The core characteristics of impact investing, as defined by the GIIN, are intentionality in providing measurable social or environmental benefit; the use of evidence and impact data in investment design; management of impact performance; and contributing to the growth of the industry.

Definitions pitfall

Steven Serneels, chair of Impact Finance Belgium (IFB), said he had mixed feelings about the sector becoming tied down by overly strict definitions of impact investment, if that prevented worthwhile investments from happening in the short term.

“I think sometimes it’s good to be ‘about right’. Definitions will change over time, the landscape is changing over time, but they should be ‘about right’,” he said, adding that “we should be serious about definitions, but not overly serious”.

Serneels said that the implementation of EU’s Corporate Sustainability Reporting Directive (CSRD) and other measures would help shape impact investing definitions in future. 

A report published by IBF in October detailed how impact investing in Belgium – a market that used to be largely restricted to small-scale impact funds – would benefit by tapping institutional, retail, social investor and government resources, and should look towards successful initiatives in  France, the Netherlands, the UK and elsewhere for inspiration.

Wessemius-Chibrac also emphasised the value of taking inspiration from successful cases of impact investment in other countries.

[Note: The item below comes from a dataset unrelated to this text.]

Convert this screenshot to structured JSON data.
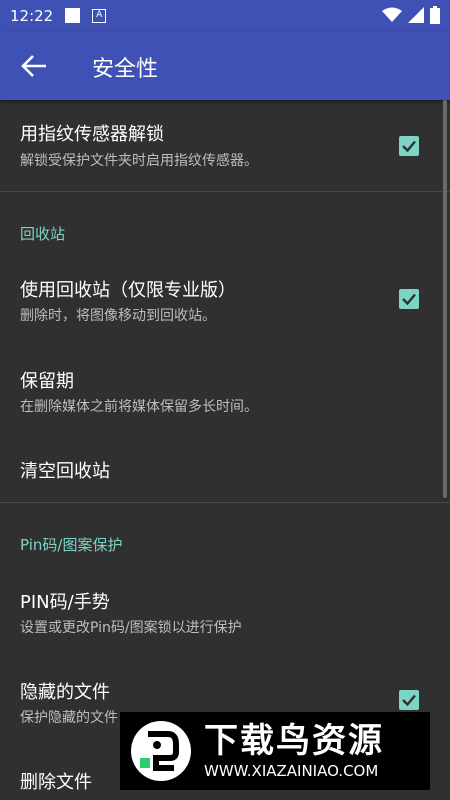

“We do not need to reinvent the wheel every time. What our colleagues from other countries have been doing, we try to make it known to our community in the Netherlands to accelerate the adoption of best practices or innovative instruments,” she said. 

French inspiration

Panellists said France’s 90/10 model, which has unlocked a large amount of social investment is seen as point of reference for the rest of the continent, albeit subject to the restrictions of national investment frameworks.

Under the French model, companies with more than 50 employees are obliged by law to offer so-called 90/10 funds as part of their employee savings schemes. These funds are required to invest 5-10% of their assets into accredited ‘solidarity-based enterprises of social utility’. FAIR, France’s social investment association, reported earlier this year that savings in 90/10 funds reached €18bn in 2023. All  life insurance product in France must also offer socially responsible, solidarity-based and green investment units.

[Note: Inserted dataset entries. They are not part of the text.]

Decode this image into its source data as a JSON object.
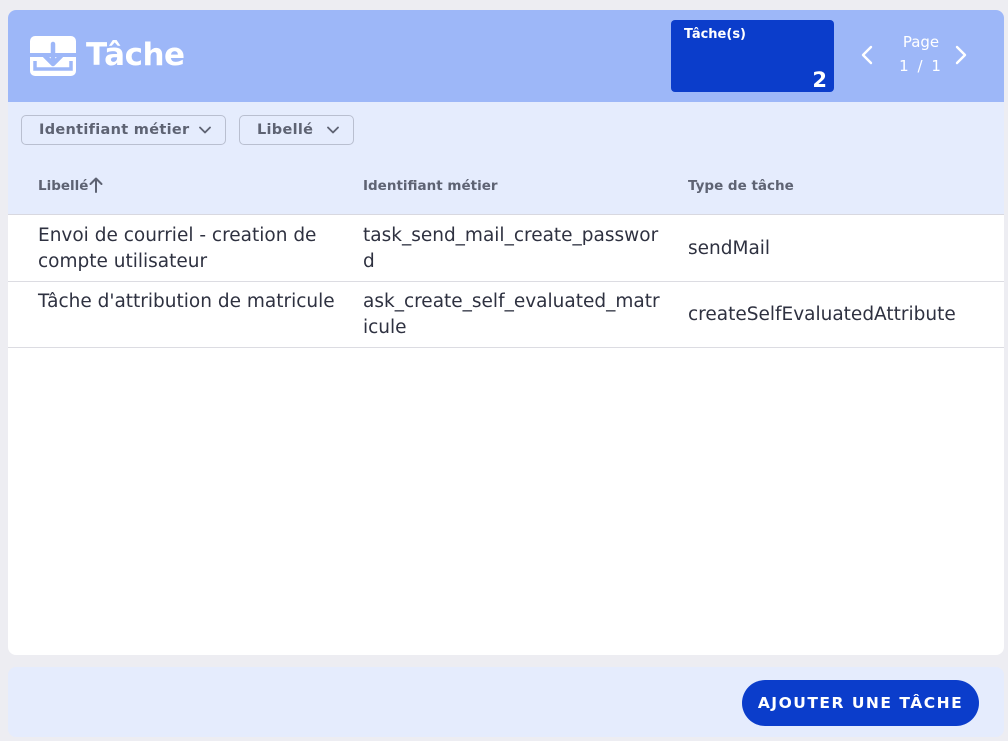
{
  "header": {
    "title": "Tâche",
    "title_icon": "download-tray-icon",
    "count_label": "Tâche(s)",
    "count_value": "2",
    "pager": {
      "label": "Page",
      "current": "1",
      "separator": "/",
      "total": "1"
    }
  },
  "filters": [
    {
      "label": "Identifiant métier",
      "icon": "chevron-down-icon"
    },
    {
      "label": "Libellé",
      "icon": "chevron-down-icon"
    }
  ],
  "table": {
    "columns": [
      "Libellé",
      "Identifiant métier",
      "Type de tâche"
    ],
    "sort_icon": "arrow-up-icon",
    "rows": [
      {
        "libelle": "Envoi de courriel - creation de compte utilisateur",
        "identifiant": "task_send_mail_create_password",
        "type": "sendMail"
      },
      {
        "libelle": "Tâche d'attribution de matricule",
        "identifiant": "ask_create_self_evaluated_matricule",
        "type": "createSelfEvaluatedAttribute"
      }
    ]
  },
  "footer": {
    "add_button_label": "AJOUTER UNE TÂCHE"
  },
  "colors": {
    "header_bg": "#9db7f8",
    "accent": "#0b3dcb",
    "filter_bg": "#e5ecfd"
  }
}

Serneels said the French approach offered a blueprint for the rest of Europe as an example of scaling up impact funding, even if the way such measures could be applied would need to vary from country to country depending on the local environment. 

Wessemius-Chibrac said that, while most European countries lack France’s enabling framework to drive institutional investments, such as pension funds and insurers into the impact arena, setting targets can still provide a valuable incentive to institutions keen to direct more funds into green and social impact investment. 

Key role for targets

In 2022, NAB called for Dutch pension funds, asset managers, insurance companies and banks to allocate at least 10% of their assets under management (AUM) to impact investments by 2025. In a report published in September, NAB said that average allocation to impact-related investments had since increased, even if institutions needed to scale up faster.

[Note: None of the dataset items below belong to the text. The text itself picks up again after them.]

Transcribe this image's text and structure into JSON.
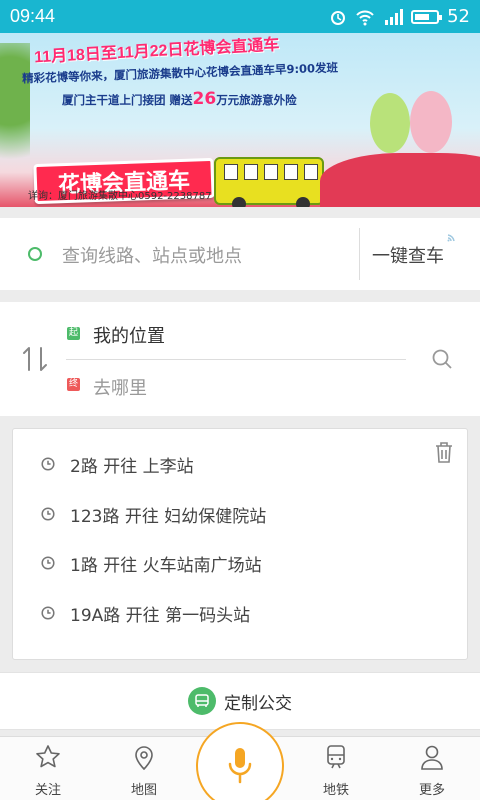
{
  "status_bar": {
    "time": "09:44",
    "battery": "52",
    "network": "4G"
  },
  "banner": {
    "headline": "11月18日至11月22日花博会直通车",
    "line2": "精彩花博等你来，厦门旅游集散中心花博会直通车早9:00发班",
    "line3_prefix": "厦门主干道上门接团 赠送",
    "line3_amount": "26",
    "line3_suffix": "万元旅游意外险",
    "badge": "花博会直通车",
    "bus_text": "花博会直通车",
    "consult": "详询：厦门旅游集散中心0592-2238787"
  },
  "search": {
    "placeholder": "查询线路、站点或地点",
    "quick_label": "一键查车"
  },
  "route": {
    "start_tag": "起",
    "end_tag": "终",
    "from": "我的位置",
    "to": "去哪里"
  },
  "history": [
    "2路 开往 上李站",
    "123路 开往 妇幼保健院站",
    "1路 开往 火车站南广场站",
    "19A路 开往 第一码头站"
  ],
  "custom_bus": {
    "label": "定制公交"
  },
  "nav": [
    {
      "label": "关注",
      "icon": "star-icon"
    },
    {
      "label": "地图",
      "icon": "map-pin-icon"
    },
    {
      "label": "地铁",
      "icon": "subway-icon"
    },
    {
      "label": "更多",
      "icon": "user-icon"
    }
  ],
  "colors": {
    "status_bar": "#19b6d0",
    "accent_green": "#4dbb6a",
    "accent_orange": "#f5a623",
    "end_red": "#ee5a5a"
  }
}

Wessemius-Chibrac said that over the last three or four years, there had been an evolution in thinking among institutional investors, many of which had decided that impact investing should be part of their future strategy and now needed to decide how to best implement it.

“The goals are aspirational, but when you don’t have a goal within an organisation, it’s much more optional for the teams and the implementation side to do it. That’s why we have really advocated for the 10% target,” she said. 

A number of Dutch-based institutional investors have already announced they are adopting the 10% target, with recent additions including a.s.r. and Achmea.

“These are very large organisations we’re talking about. They don’t make that kind of commitment if they don’t think they will achieve it. So, if they can do it, I think, why not everyone?” she said.